CTP ise farklı bir yaklaşım sergileyerek sorunun değil çözümün bir parçası olmak arzusunda olduğunu yaklaşımları ile ortaya serdi. Böylelikle, krizlerden değil somut ilerlemelerden medet uman bir parti olduğunu bir kez daha ispatlamış oldu.
Siyaseti propagandaya indirgeyenlerin Kıbrıslı Rumlara ya da Türkiye’ye dönük açıklamalarla krizden siyasi rant sağlama çabalarına inat biz tavrımızın odağına federal çözümü koyduk.
İlk gün yaptığımız açıklamada ortaya koyduğumuz tavır hızla toplumun geneline yayıldı ve sorunun tüm taraflarına da rahat bir nefes aldırdı.
Ne demişti CTP?
“Çözümsüzlük koşullarında gündeme gelebilecek her türlü olumsuzluğu ortadan kaldırmanın yegâne yöntemi bize göre müzakerelere dört elle sarılmak ve itidalle uyuşmazlıkları ele almaktır. Bugün yaşanan gelişmeler iki kesimli ve iki toplumlu federal çözümün önemini bir kez daha ortaya çıkarmıştır”.
Genel Sekreterimiz Kutlay Erk’in açıklamasında BM’ye de önemli bir çağrı vardı:
“BM derhal devreye girerek krizi önlemeli”…
BMGS Kıbrıs Özel Temsilcisi Eide ile yaptığımız görüşmede bu yaklaşımımızın ne kadar doğru olduğunu gördük.
Bir süredir uluslararası basın Kıbrıslıları, “Akdeniz’in Norveçlileri” olarak tanımlıyor. 18 Şubat tarihli İngiliz Daily Telegraph gazetesi, Kıbrıs açıklarında 60 trilyon metreküp civarında doğalgaz olabileceğini ve bunun Kıbrıslıları “Akdeniz’in Norveçlileri” haline getirebileceğini yazmıştı.
Eide’nin Özel Temsilci olarak atanması tesadüf değildir. Bir dönem Norveç Dışişleri Bakanlığı görevini de yürüten Eide, CTP’ye yaptığı ziyarette krizin taraflarını suçlayıcı bir dil kullanmadı, her iki tarafın da haklı yanları olduğu üzerinde durdu ve doğal gaz ile ilgili sıkıntıların aşılması için tek alternatifin “çözüm” olduğuna vurgu yaptı. Benzer tavrı çok büyük bir ihtimalle Güney’deki temaslarında da ortaya koydu.

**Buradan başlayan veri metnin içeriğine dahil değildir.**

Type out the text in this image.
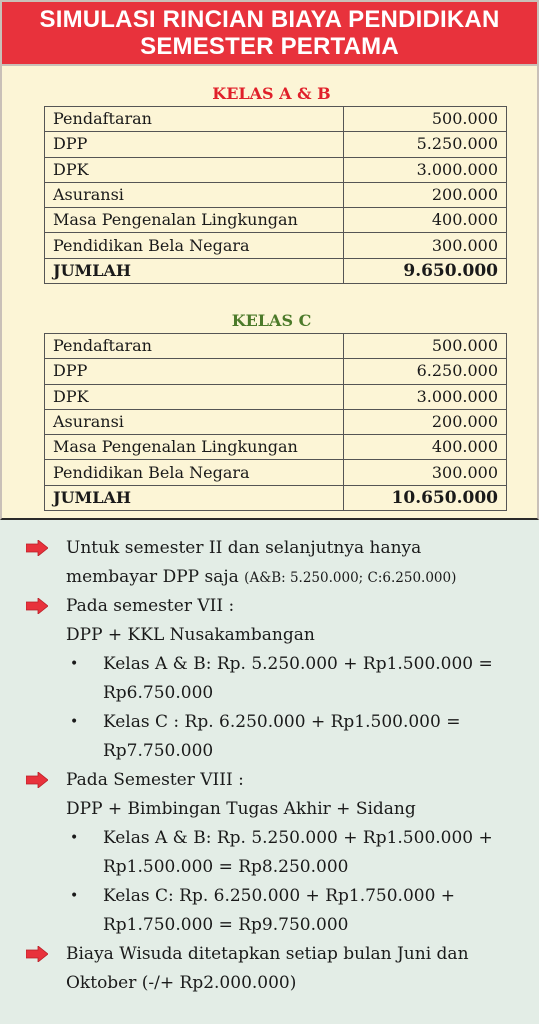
SIMULASI RINCIAN BIAYA PENDIDIKAN
SEMESTER PERTAMA
KELAS A & B
Pendaftaran	500.000
DPP	5.250.000
DPK	3.000.000
Asuransi	200.000
Masa Pengenalan Lingkungan	400.000
Pendidikan Bela Negara	300.000
JUMLAH	9.650.000
KELAS C
Pendaftaran	500.000
DPP	6.250.000
DPK	3.000.000
Asuransi	200.000
Masa Pengenalan Lingkungan	400.000
Pendidikan Bela Negara	300.000
JUMLAH	10.650.000
Untuk semester II dan selanjutnya hanya
membayar DPP saja (A&B: 5.250.000; C:6.250.000)
Pada semester VII :
DPP + KKL Nusakambangan
• Kelas A & B: Rp. 5.250.000 + Rp1.500.000 =
Rp6.750.000
• Kelas C : Rp. 6.250.000 + Rp1.500.000 =
Rp7.750.000
Pada Semester VIII :
DPP + Bimbingan Tugas Akhir + Sidang
• Kelas A & B: Rp. 5.250.000 + Rp1.500.000 +
Rp1.500.000 = Rp8.250.000
• Kelas C: Rp. 6.250.000 + Rp1.750.000 +
Rp1.750.000 = Rp9.750.000
Biaya Wisuda ditetapkan setiap bulan Juni dan
Oktober (-/+ Rp2.000.000)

Nitekim CTP’nin DİSİ’ye yaptığı ziyaret de çok olumlu bir havada gerçekleşti. Taraflar birbirlerini suçlamak yerine en kısa zamanda çözüme ulaşmanın önemi üzerinde durdu. Büyük bir ihtimalle bugün (Pazartesi) AKEL ile yapılacak görüşme de benzer bir havada gerçekleşecek. AKEL tarafından Kıbrıs Türk basınına servis edilen Hristofiyas’ın açıklamasındaki şu ifadeler kayda değerdir: “AKEL Kıbrıs sorununa çözüm bulunması için yapılan görüşmelerin kesilmesini önermemektedir”.
Öyle görülüyor ki CTP’nin krizden siyaseten nemalanmak yerine krizin aşılması için ortaya koyduğu çaba etkili oluyor ve müzakerelere ilişkin belirsizlik kısa sürede ortadan kalkacak.
Cumhurbaşkanlığı seçimine gidilirken bir kez daha sormakta yarar vardır: Mevcut sorunun yarattığı sıkıntılı olaylar üzerinden kısır iç siyasi söylemler mi yoksa “bölgesel işbirliği ve barış vizyonu” doğrultusunda atılacak somut adımlar mı? CTP barış için savaşmayı değil barış için barışmayı tercih ediyor. Hadise budur.